NBC was typical, too. In the 1950s, Stockton Helffrich operated as the continuity acceptance director—the censor—charged with overseeing the words and images broadcast on the network. Recalling the position of the American Civil Liberties Union that all industry codes necessarily infringed on free expression, he argued as late as 1956 that "the spirit of this attitude hits me as more well-intended than practical. The industry has to have some rule of thumb for moving in on patently salacious material, racial stereotyping, ignorance toward the mentally and physically afflicted, etc." Helffrich continued, "The real problem in codes comes when they are used negatively to repress artistic expressions of reality and are followed after such uses with no alternative handling of any stature."

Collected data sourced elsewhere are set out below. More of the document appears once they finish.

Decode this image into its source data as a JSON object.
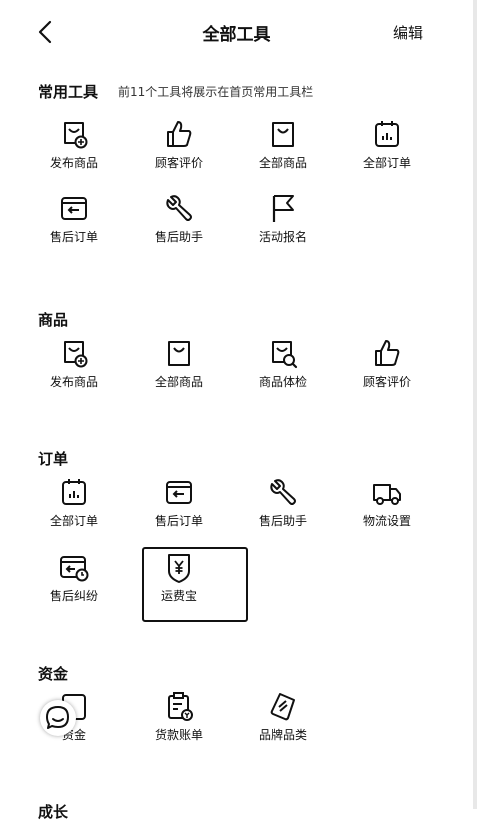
{
  "header": {
    "title": "全部工具",
    "edit_label": "编辑"
  },
  "sections": {
    "common": {
      "title": "常用工具",
      "subtitle": "前11个工具将展示在首页常用工具栏",
      "items": [
        "发布商品",
        "顾客评价",
        "全部商品",
        "全部订单",
        "售后订单",
        "售后助手",
        "活动报名"
      ]
    },
    "goods": {
      "title": "商品",
      "items": [
        "发布商品",
        "全部商品",
        "商品体检",
        "顾客评价"
      ]
    },
    "orders": {
      "title": "订单",
      "items": [
        "全部订单",
        "售后订单",
        "售后助手",
        "物流设置",
        "售后纠纷",
        "运费宝"
      ]
    },
    "funds": {
      "title": "资金",
      "items": [
        "资金",
        "货款账单",
        "品牌品类"
      ]
    },
    "growth": {
      "title": "成长"
    }
  },
  "icons": {
    "back": "chevron-left-icon",
    "publish": "bag-plus-icon",
    "review": "thumbs-up-icon",
    "goods": "bag-icon",
    "orders": "clipboard-chart-icon",
    "aftersale": "card-return-icon",
    "assistant": "wrench-icon",
    "activity": "flag-icon",
    "inspect": "bag-search-icon",
    "logistics": "truck-icon",
    "dispute": "card-clock-icon",
    "freight": "shield-yen-icon",
    "bill": "clipboard-money-icon",
    "brand": "tag-icon",
    "chat": "chat-icon"
  }
}
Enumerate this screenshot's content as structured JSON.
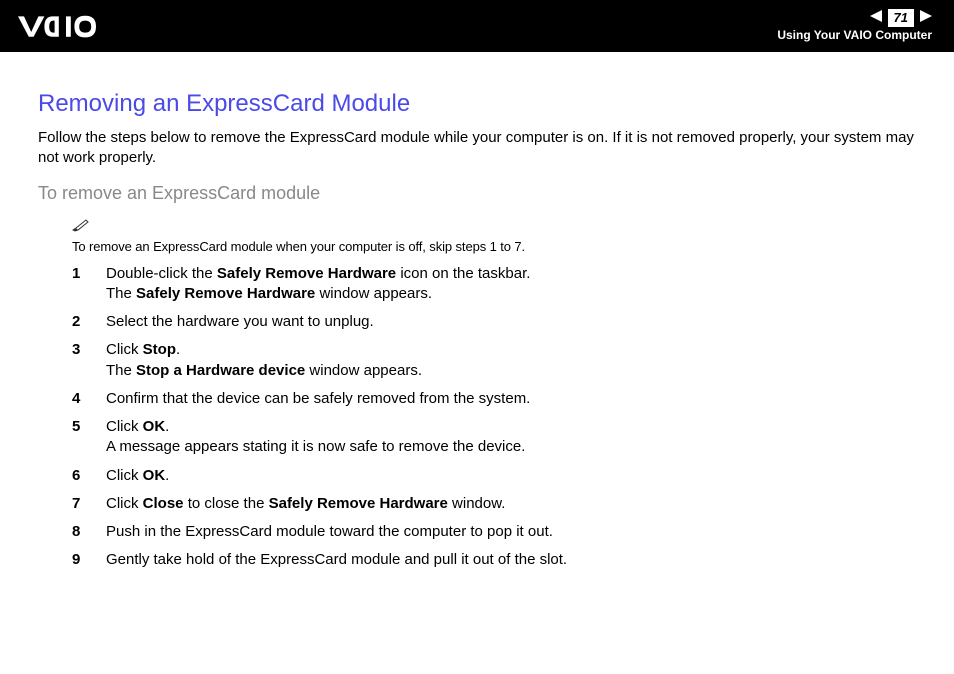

Nevertheless, to drive home the commandments of the new NAB Code and their meaning for TV productions, station WBNS-TV in central Ohio prepared a short play to be shown to NAB delegates holding a conference in Columbus in the Fall of 1951. Under the title
Premiere Playhouse, this never-to-be-televised drama demonstrated many of the situations now officially banned from television. It was a brief tutorial in artistic restriction and the boundaries of video imagery.